MyISAM tables should have read locks during backup process. The locks are released after extraction of data is completed. It will not be locked during compression or post-backup processing. Please check /var/log/mysql-zrm/mysql-zrm.log to see the backup phases.


Hmm. I can't explain my experiment then. I'll have to give it another try.

bmonkey
February 9th, 2009, 04:14 PM
Please note that the data is transferred over the network in compressed manner.


Is it possible to disable this?

I see CPU usage spike during this time with gzip using it all up. Is there some specific reason why it's compressing the files for transfer? It might be useful if you're paying for bandwidth between servers but if you're not it's just taking up CPU cycles away from the DB server.


Thanks

zmanda_jacob
February 9th, 2009, 04:27 PM
There are a few files depending on whether you are using SSH or Socket copy for your plugin type. The files you will want to modify are in /usr/share/mysql-zrm/plugins

If you are using the Socket Copy plugin then you will need to modify socket-server.pl and socket-copy.pl.

If you are using the SSH Copy plugin then you will need to modify the ssh-copy.pl.

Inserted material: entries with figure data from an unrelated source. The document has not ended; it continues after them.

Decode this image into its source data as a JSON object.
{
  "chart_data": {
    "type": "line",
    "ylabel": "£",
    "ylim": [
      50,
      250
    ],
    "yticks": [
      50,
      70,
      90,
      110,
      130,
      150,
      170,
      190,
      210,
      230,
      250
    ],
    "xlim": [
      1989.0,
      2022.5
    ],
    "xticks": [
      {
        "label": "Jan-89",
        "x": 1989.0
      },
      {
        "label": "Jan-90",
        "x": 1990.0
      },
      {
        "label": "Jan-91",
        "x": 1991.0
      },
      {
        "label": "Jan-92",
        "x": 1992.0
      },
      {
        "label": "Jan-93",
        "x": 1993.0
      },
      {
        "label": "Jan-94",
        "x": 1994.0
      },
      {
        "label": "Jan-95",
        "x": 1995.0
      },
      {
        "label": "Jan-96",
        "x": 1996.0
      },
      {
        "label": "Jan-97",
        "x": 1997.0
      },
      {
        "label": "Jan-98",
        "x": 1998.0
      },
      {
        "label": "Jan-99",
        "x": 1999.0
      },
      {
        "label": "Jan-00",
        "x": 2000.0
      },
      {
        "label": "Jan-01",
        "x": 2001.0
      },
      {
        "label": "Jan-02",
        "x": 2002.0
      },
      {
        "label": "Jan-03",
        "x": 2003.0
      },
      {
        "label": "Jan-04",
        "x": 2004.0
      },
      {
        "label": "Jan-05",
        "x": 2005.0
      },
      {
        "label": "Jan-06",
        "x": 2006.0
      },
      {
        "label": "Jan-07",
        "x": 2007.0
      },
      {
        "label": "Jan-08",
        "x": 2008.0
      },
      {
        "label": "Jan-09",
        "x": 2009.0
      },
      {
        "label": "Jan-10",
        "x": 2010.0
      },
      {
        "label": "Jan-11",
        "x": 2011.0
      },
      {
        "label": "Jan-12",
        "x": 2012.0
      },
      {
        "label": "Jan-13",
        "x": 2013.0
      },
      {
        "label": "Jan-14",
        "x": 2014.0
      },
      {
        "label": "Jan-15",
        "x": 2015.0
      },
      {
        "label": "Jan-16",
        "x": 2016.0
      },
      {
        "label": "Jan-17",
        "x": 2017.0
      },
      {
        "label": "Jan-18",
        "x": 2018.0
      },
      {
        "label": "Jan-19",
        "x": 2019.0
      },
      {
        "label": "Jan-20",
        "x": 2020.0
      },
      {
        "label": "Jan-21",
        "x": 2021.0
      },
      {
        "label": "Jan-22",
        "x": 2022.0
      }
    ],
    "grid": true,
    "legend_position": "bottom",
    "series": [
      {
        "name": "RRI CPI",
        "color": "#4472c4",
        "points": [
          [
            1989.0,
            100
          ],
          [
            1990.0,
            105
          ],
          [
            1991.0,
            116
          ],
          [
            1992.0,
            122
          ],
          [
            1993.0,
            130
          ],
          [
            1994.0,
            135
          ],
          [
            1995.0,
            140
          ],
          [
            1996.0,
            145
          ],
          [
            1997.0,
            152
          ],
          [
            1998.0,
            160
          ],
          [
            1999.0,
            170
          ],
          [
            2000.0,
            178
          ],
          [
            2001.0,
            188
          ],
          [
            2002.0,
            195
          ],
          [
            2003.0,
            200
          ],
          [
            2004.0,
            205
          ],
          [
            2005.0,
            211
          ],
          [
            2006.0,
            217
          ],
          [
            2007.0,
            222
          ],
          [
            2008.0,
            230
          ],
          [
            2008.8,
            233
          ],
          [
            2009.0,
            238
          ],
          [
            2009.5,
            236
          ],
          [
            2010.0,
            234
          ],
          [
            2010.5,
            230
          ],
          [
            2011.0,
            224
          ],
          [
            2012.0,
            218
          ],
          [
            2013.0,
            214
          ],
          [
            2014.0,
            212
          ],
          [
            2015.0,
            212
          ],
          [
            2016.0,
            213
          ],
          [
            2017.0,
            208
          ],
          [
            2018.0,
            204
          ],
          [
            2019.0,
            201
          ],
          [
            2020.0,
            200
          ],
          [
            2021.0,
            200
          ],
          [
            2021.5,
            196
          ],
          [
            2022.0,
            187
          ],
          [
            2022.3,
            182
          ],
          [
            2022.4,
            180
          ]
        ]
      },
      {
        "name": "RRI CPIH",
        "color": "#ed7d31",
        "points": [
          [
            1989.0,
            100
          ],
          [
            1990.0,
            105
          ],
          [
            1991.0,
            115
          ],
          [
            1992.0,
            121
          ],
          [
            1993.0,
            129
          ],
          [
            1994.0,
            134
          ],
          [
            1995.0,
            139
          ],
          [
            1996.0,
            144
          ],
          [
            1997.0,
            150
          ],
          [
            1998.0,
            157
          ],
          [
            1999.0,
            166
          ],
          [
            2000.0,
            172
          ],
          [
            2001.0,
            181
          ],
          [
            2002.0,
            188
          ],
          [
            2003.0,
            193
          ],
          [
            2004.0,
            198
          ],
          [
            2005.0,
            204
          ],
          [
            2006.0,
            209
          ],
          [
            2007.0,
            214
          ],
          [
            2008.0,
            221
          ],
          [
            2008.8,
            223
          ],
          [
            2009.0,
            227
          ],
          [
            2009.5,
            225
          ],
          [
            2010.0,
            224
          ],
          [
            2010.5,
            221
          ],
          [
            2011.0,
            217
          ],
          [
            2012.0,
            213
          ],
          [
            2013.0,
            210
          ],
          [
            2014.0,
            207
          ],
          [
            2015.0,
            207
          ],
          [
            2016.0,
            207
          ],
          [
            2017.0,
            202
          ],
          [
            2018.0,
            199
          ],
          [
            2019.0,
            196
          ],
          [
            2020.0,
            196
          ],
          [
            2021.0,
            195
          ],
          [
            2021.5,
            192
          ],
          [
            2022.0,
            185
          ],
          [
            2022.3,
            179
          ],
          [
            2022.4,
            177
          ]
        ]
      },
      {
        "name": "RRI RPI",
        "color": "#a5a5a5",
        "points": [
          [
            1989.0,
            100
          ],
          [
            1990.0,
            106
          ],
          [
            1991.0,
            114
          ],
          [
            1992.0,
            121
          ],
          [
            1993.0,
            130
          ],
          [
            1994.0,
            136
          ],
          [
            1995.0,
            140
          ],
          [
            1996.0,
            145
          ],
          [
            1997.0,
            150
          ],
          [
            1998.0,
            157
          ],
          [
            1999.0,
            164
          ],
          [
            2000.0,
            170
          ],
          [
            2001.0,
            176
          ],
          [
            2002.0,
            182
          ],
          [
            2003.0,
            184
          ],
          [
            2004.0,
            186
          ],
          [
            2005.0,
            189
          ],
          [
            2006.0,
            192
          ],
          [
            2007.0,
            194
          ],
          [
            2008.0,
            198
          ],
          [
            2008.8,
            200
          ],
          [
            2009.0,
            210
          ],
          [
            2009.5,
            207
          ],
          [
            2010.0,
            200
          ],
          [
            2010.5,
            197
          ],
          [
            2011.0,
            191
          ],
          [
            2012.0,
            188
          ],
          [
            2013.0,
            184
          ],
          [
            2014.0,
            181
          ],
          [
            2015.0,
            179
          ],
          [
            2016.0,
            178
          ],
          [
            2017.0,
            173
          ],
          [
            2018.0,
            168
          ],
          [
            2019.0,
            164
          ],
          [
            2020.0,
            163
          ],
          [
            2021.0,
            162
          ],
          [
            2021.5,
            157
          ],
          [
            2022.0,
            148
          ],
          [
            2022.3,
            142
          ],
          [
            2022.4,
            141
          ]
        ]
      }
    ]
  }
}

I believe these changes only need to be done on the MySQL server end. The easiest way to identify the part of the file you need to change is to search for "--same-owner". It will show you the tar command that is being used and you can just remove the "z" from the command and it will turn off compression. Please make sure you change it in ALL occurances of the command or things will not work. For example:

socket-copy.pl: my $tarCmd = "$TAR --same-owner -phszC ";
socket-copy.pl: unless( open( TAR_H, "|$TAR --same-owner -xphszC $destDir 2>/dev/null" ) ){
socket-copy.pl: unless(open( TAR_H, "$TAR --same-owner -cphszC $_[0] $_[1] 2>/dev/null|" ) ){

Will need to be changed to:

socket-copy.pl: my $tarCmd = "$TAR --same-owner -phsC ";
socket-copy.pl: unless( open( TAR_H, "|$TAR --same-owner -xphsC $destDir 2>/dev/null" ) ){
socket-copy.pl: unless(open( TAR_H, "$TAR --same-owner -cphsC $_[0] $_[1] 2>/dev/null|" ) ){

bmonkey
February 21st, 2009, 07:44 PM
The changes you suggested did not quite work, although they were close, so I did my own digging around and found what works.

To disable compression for socket-copy plugin you need to edit these:


On client: socket-server.pl edit writeTarStream()
On server: socket-copy.pl edit readTarStream()


Doing this cuts down CPU usage on the client system quite a bit and cuts down the overall backup time in half.

Perhaps a future release could include an option to disable this in the configuration without having to edit the scripts manually. It would definitely be a useful feature to have build in.

paddy
February 22nd, 2009, 05:34 PM
The changes you suggested did not quite work, although they were close, so I did my own digging around and found what works.

To disable compression for socket-copy plugin you need to edit these:


On client: socket-server.pl edit writeTarStream()
On server: socket-copy.pl edit readTarStream()


Doing this cuts down CPU usage on the client system quite a bit and cuts down the overall backup time in half.

Perhaps a future release could include an option to disable this in the configuration without having to edit the scripts manually. It would definitely be a useful feature to have build in.



Thanks for the feedback. We will add this as default or as an option in the next release.